While the parties have largely swung behind it, this time there is no guarantee centrist voters will be prepared to vote for candidates from the far-left LFI, or that leftwing voters angry with Macron will be happy to cast their ballots for candidates from his camp.
Asked about calls for the creation of a provisional cross-party government in the event of a hung parliament, Attal repeated his proposal for a range of mainstream parties to cooperate on individual pieces of legislation. “I hope the Together camp is as big as possible. After that, we will seek to secure majorities on a project-by-project basis,” he said.
The former prime minister Édouard Philippe called on Wednesday for a more formal broad-based coalition. He said such an alliance could run from “the conservative right to social democrats”, but would exclude the far left, saying there could be “no discussion about a coalition with LFI”. Many centrists argue the radical-left party, which believes traditional parties no longer serve democracy, does not share “republican values”.
Le Pen said on Tuesday that she could try to form a rightwing coalition with MPs from other parties if RN fell short of an absolute majority. Bardella had previously said he would only form a government with a sufficiently strong mandate.

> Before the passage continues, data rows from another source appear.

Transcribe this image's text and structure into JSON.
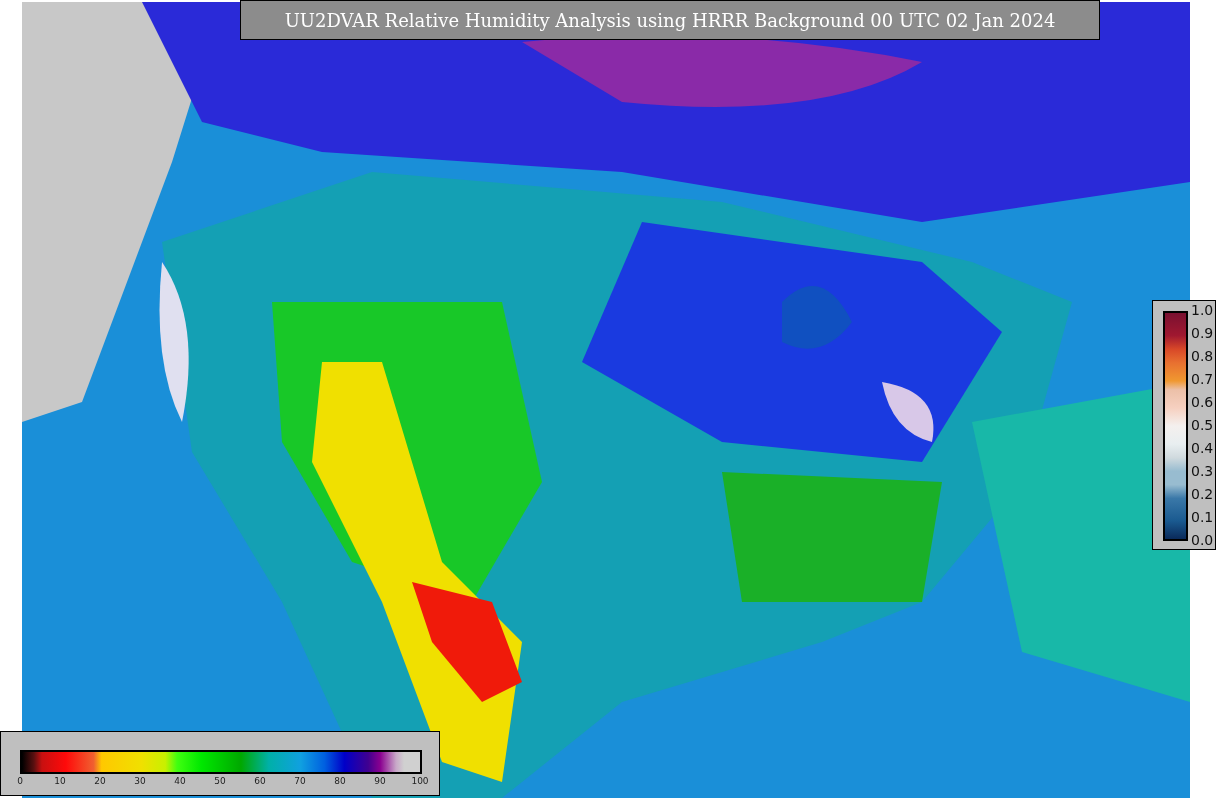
{
  "title": "UU2DVAR Relative Humidity Analysis using HRRR Background 00 UTC 02 Jan 2024",
  "bottom_colorbar": {
    "ticks": [
      "0",
      "10",
      "20",
      "30",
      "40",
      "50",
      "60",
      "70",
      "80",
      "90",
      "100"
    ]
  },
  "right_colorbar": {
    "ticks": [
      "1.0",
      "0.9",
      "0.8",
      "0.7",
      "0.6",
      "0.5",
      "0.4",
      "0.3",
      "0.2",
      "0.1",
      "0.0"
    ]
  }
}
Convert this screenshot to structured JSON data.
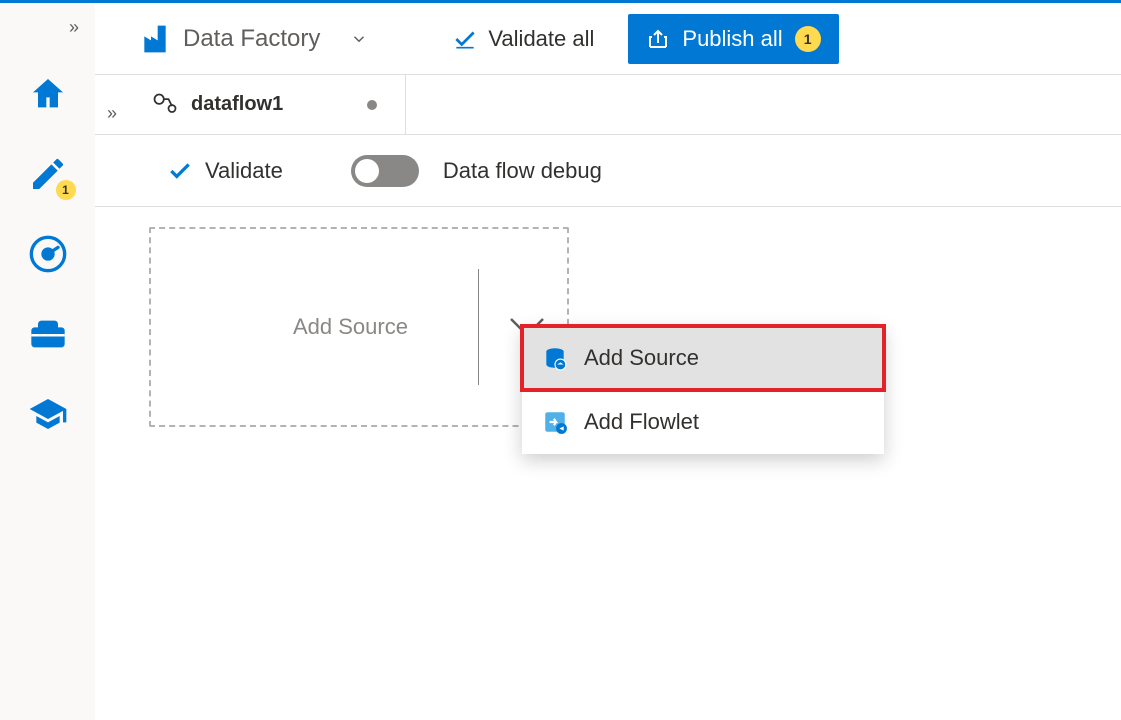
{
  "brand": {
    "name": "Data Factory"
  },
  "toolbar": {
    "validate_all_label": "Validate all",
    "publish_label": "Publish all",
    "publish_count": "1"
  },
  "rail": {
    "author_badge": "1"
  },
  "tab": {
    "title": "dataflow1"
  },
  "subtoolbar": {
    "validate_label": "Validate",
    "debug_label": "Data flow debug"
  },
  "canvas": {
    "add_source_label": "Add Source"
  },
  "dropdown": {
    "add_source": "Add Source",
    "add_flowlet": "Add Flowlet"
  }
}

She said her party would seek to form a government with “for example, 270 MPs”, which would require it to find support from a further 19 to govern. “If we then have a majority, then yes, of course, we’ll go and do what the voters elected us to do,” she said.
With RN already supporting dozens of dissident candidates from the divided centre-right Les Républicains party, however, most analysts believe the far-right party will have difficulty recruiting more than a handful more supporters in parliament.
The government spokesperson, Priscille Thevenot, on Wednesday dismissed claims by Le Pen of an “administrative coup d’état” by Macron after the president made a number of senior public sector appointments between the two rounds of voting.
“We knew that Marine Le Pen lies, now we know she also manipulates information,” Thevenot said after a cabinet meeting. She said a similar number of nominations were made every week and these had been “completely routine” and “nothing specific”.
The UN human rights chief on Wednesday warned of a hardening of rhetoric in recent months, including hate speech and dehumanising language against immigrants and other minorities, linked to elections in Europe and elsewhere.
“This is an alarm bell,” Volker Turk said. Turk refused to comment on specific elections but said: “Narratives that denigrate the other, that dehumanise, that make scapegoats of migrants or refugees or asylum seekers or minority groups” are on the rise.
Several RN candidates have been deselected or are the target of judicial investigations after media revelations of allegedly racist or discriminatory remarks and social media posts. Bardella said on Wednesday it “could happen” that there were “black sheep” among the party’s candidates but added that he was dealing with them firmly.
Analysts say the most likely outcome of the second-round vote is a hung parliament that could lead to months of political paralysis. The chaos also risks damaging the international credibility of Macron, who has not spoken in public since last week.